VG Gelsenkirchen: Ingewahrsamnahme wegen lauter Musik war rechtswidrig – JuraForum.de


Das Verwaltungsgericht Gelsenkirchen entschied am 21. Januar 2026 (Az. 17 K 3775/22), dass die Festnahme eines Mannes wegen nächtlicher Musik in Essen nicht gerechtfertigt war.
Im August 2022 feierte der Kläger zusammen mit seiner Lebensgefährtin in der gemeinsamen Wohnung seinen Geburtstag. Ab Mitternacht spielten sie dabei laut Musik über eine portable Musikbox. Nachbarn beschwerten sich daraufhin mehrfach über die Ruhestörung, woraufhin die Polizei in den frühen Morgenstunden zweimal eingriff.
Beim ersten Einsatz ermahnte die Polizei das Paar zur Ruhe. Den beiden wurde gedroht, dass bei erneutem Lärm die Musikbox sichergestellt, ein Bußgeldverfahren eingeleitet oder der Mann in Gewahrsam genommen werde. Beim zweiten Einsatz führten die Beamten den Kläger schließlich in das zentrale Polizeigewahrsam Essen. Die Lebensgefährtin übergab die Musikbox freiwillig, die separat aufbewahrt wurde. Ein freiwilliger Atemalkoholtest ergab etwa zwei Promille. Der Mann wurde noch am gleichen Morgen gegen 6:30 Uhr entlassen.

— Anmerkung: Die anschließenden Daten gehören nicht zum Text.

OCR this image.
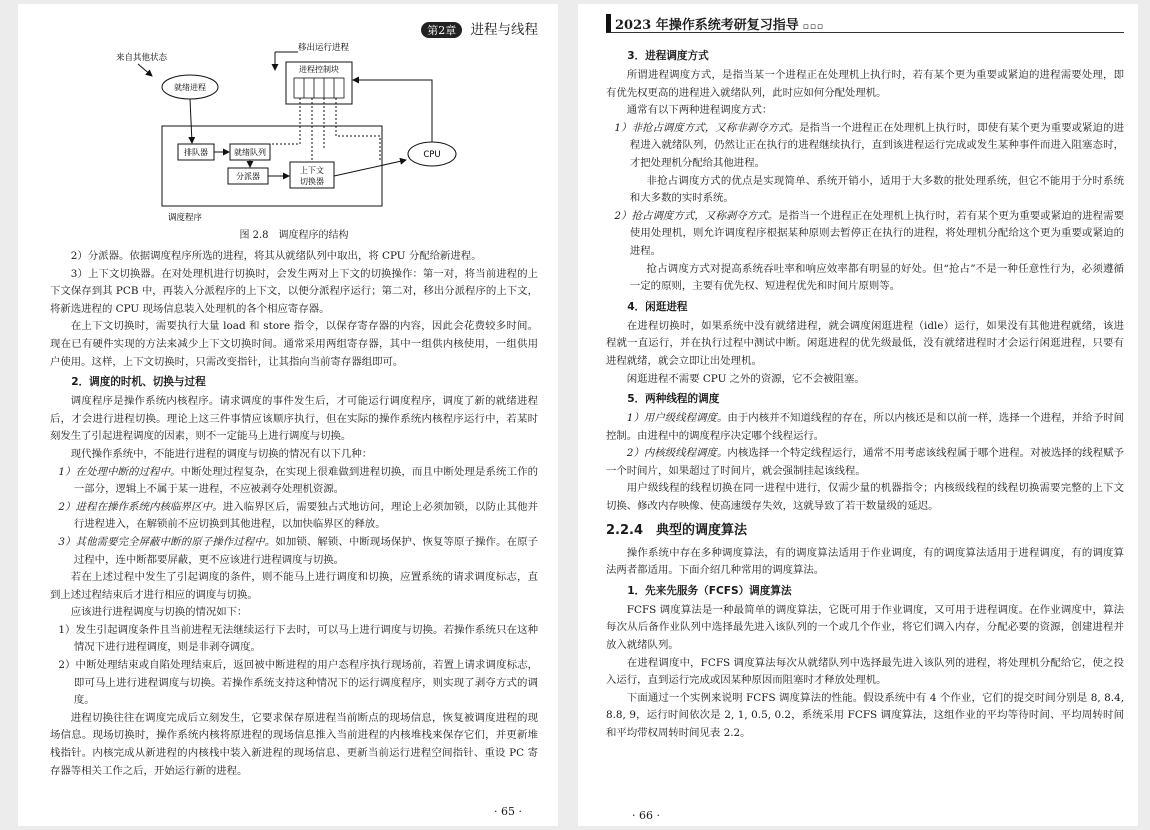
第2章 进程与线程
调度程序
来自其他状态
就绪进程
移出运行进程
进程控制块
排队器	就绪队列
分派器
上下文
切换器
CPU
图 2.8　调度程序的结构

2）分派器。依据调度程序所选的进程，将其从就绪队列中取出，将 CPU 分配给新进程。

3）上下文切换器。在对处理机进行切换时，会发生两对上下文的切换操作：第一对，将当前进程的上下文保存到其 PCB 中，再装入分派程序的上下文，以便分派程序运行；第二对，移出分派程序的上下文，将新选进程的 CPU 现场信息装入处理机的各个相应寄存器。

在上下文切换时，需要执行大量 load 和 store 指令，以保存寄存器的内容，因此会花费较多时间。现在已有硬件实现的方法来减少上下文切换时间。通常采用两组寄存器，其中一组供内核使用，一组供用户使用。这样，上下文切换时，只需改变指针，让其指向当前寄存器组即可。

2．调度的时机、切换与过程

调度程序是操作系统内核程序。请求调度的事件发生后，才可能运行调度程序，调度了新的就绪进程后，才会进行进程切换。理论上这三件事情应该顺序执行，但在实际的操作系统内核程序运行中，若某时刻发生了引起进程调度的因素，则不一定能马上进行调度与切换。

现代操作系统中，不能进行进程的调度与切换的情况有以下几种：

1）在处理中断的过程中。中断处理过程复杂，在实现上很难做到进程切换，而且中断处理是系统工作的一部分，逻辑上不属于某一进程，不应被剥夺处理机资源。

2）进程在操作系统内核临界区中。进入临界区后，需要独占式地访问，理论上必须加锁，以防止其他并行进程进入，在解锁前不应切换到其他进程，以加快临界区的释放。

3）其他需要完全屏蔽中断的原子操作过程中。如加锁、解锁、中断现场保护、恢复等原子操作。在原子过程中，连中断都要屏蔽，更不应该进行进程调度与切换。

若在上述过程中发生了引起调度的条件，则不能马上进行调度和切换，应置系统的请求调度标志，直到上述过程结束后才进行相应的调度与切换。

应该进行进程调度与切换的情况如下：

1）发生引起调度条件且当前进程无法继续运行下去时，可以马上进行调度与切换。若操作系统只在这种情况下进行进程调度，则是非剥夺调度。

2）中断处理结束或自陷处理结束后，返回被中断进程的用户态程序执行现场前，若置上请求调度标志，即可马上进行进程调度与切换。若操作系统支持这种情况下的运行调度程序，则实现了剥夺方式的调度。

进程切换往往在调度完成后立刻发生，它要求保存原进程当前断点的现场信息，恢复被调度进程的现场信息。现场切换时，操作系统内核将原进程的现场信息推入当前进程的内核堆栈来保存它们，并更新堆栈指针。内核完成从新进程的内核栈中装入新进程的现场信息、更新当前运行进程空间指针、重设 PC 寄存器等相关工作之后，开始运行新的进程。

· 65 ·
2023 年操作系统考研复习指导 ▫▫▫
3．进程调度方式

所谓进程调度方式，是指当某一个进程正在处理机上执行时，若有某个更为重要或紧迫的进程需要处理，即有优先权更高的进程进入就绪队列，此时应如何分配处理机。

通常有以下两种进程调度方式：

1）非抢占调度方式，又称非剥夺方式。是指当一个进程正在处理机上执行时，即使有某个更为重要或紧迫的进程进入就绪队列，仍然让正在执行的进程继续执行，直到该进程运行完成或发生某种事件而进入阻塞态时，才把处理机分配给其他进程。

非抢占调度方式的优点是实现简单、系统开销小，适用于大多数的批处理系统，但它不能用于分时系统和大多数的实时系统。

2）抢占调度方式，又称剥夺方式。是指当一个进程正在处理机上执行时，若有某个更为重要或紧迫的进程需要使用处理机，则允许调度程序根据某种原则去暂停正在执行的进程，将处理机分配给这个更为重要或紧迫的进程。

抢占调度方式对提高系统吞吐率和响应效率都有明显的好处。但“抢占”不是一种任意性行为，必须遵循一定的原则，主要有优先权、短进程优先和时间片原则等。

4．闲逛进程

在进程切换时，如果系统中没有就绪进程，就会调度闲逛进程（idle）运行，如果没有其他进程就绪，该进程就一直运行，并在执行过程中测试中断。闲逛进程的优先级最低，没有就绪进程时才会运行闲逛进程，只要有进程就绪，就会立即让出处理机。

闲逛进程不需要 CPU 之外的资源，它不会被阻塞。

5．两种线程的调度

1）用户级线程调度。由于内核并不知道线程的存在，所以内核还是和以前一样，选择一个进程，并给予时间控制。由进程中的调度程序决定哪个线程运行。

2）内核级线程调度。内核选择一个特定线程运行，通常不用考虑该线程属于哪个进程。对被选择的线程赋予一个时间片，如果超过了时间片，就会强制挂起该线程。

用户级线程的线程切换在同一进程中进行，仅需少量的机器指令；内核级线程的线程切换需要完整的上下文切换、修改内存映像、使高速缓存失效，这就导致了若干数量级的延迟。

2.2.4　典型的调度算法

操作系统中存在多种调度算法，有的调度算法适用于作业调度，有的调度算法适用于进程调度，有的调度算法两者都适用。下面介绍几种常用的调度算法。

1．先来先服务（FCFS）调度算法

FCFS 调度算法是一种最简单的调度算法，它既可用于作业调度，又可用于进程调度。在作业调度中，算法每次从后备作业队列中选择最先进入该队列的一个或几个作业，将它们调入内存，分配必要的资源，创建进程并放入就绪队列。

在进程调度中，FCFS 调度算法每次从就绪队列中选择最先进入该队列的进程，将处理机分配给它，使之投入运行，直到运行完成或因某种原因而阻塞时才释放处理机。

下面通过一个实例来说明 FCFS 调度算法的性能。假设系统中有 4 个作业，它们的提交时间分别是 8, 8.4, 8.8, 9，运行时间依次是 2, 1, 0.5, 0.2，系统采用 FCFS 调度算法，这组作业的平均等待时间、平均周转时间和平均带权周转时间见表 2.2。

· 66 ·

Die 17. Kammer des Verwaltungsgerichts Gelsenkirchen stellte fest, dass die Ingewahrsamnahme rechtswidrig war.
Nach dem Polizeigesetz NRW war die Maßnahme nicht „unerlässlich“, um die Fortsetzung der Ruhestörung zu verhindern. Zwar hatte der Kläger sich uneinsichtig gezeigt und die Herausgabe der Musikbox verweigert, dennoch hätte die Polizei zunächst die Box sicherstellen können, statt sofort in Gewahrsam zu nehmen.
Das Gericht betonte, dass kein Nachweis vorlag, dass eine Ingewahrsamnahme das mildere Mittel gewesen wäre. Auch die Sorge vor einem gewalttätigen Widerstand rechtfertigte die Festnahme nicht. Nachdem die Musikbox übergeben war, hätte der Mann sofort aus dem Gewahrsam entlassen werden müssen, da die Quelle der Ruhestörung bereits gesichert war.
Die Polizei konnte nicht überzeugend darlegen, warum das sofortige Ingewahrsam erforderlich gewesen sei.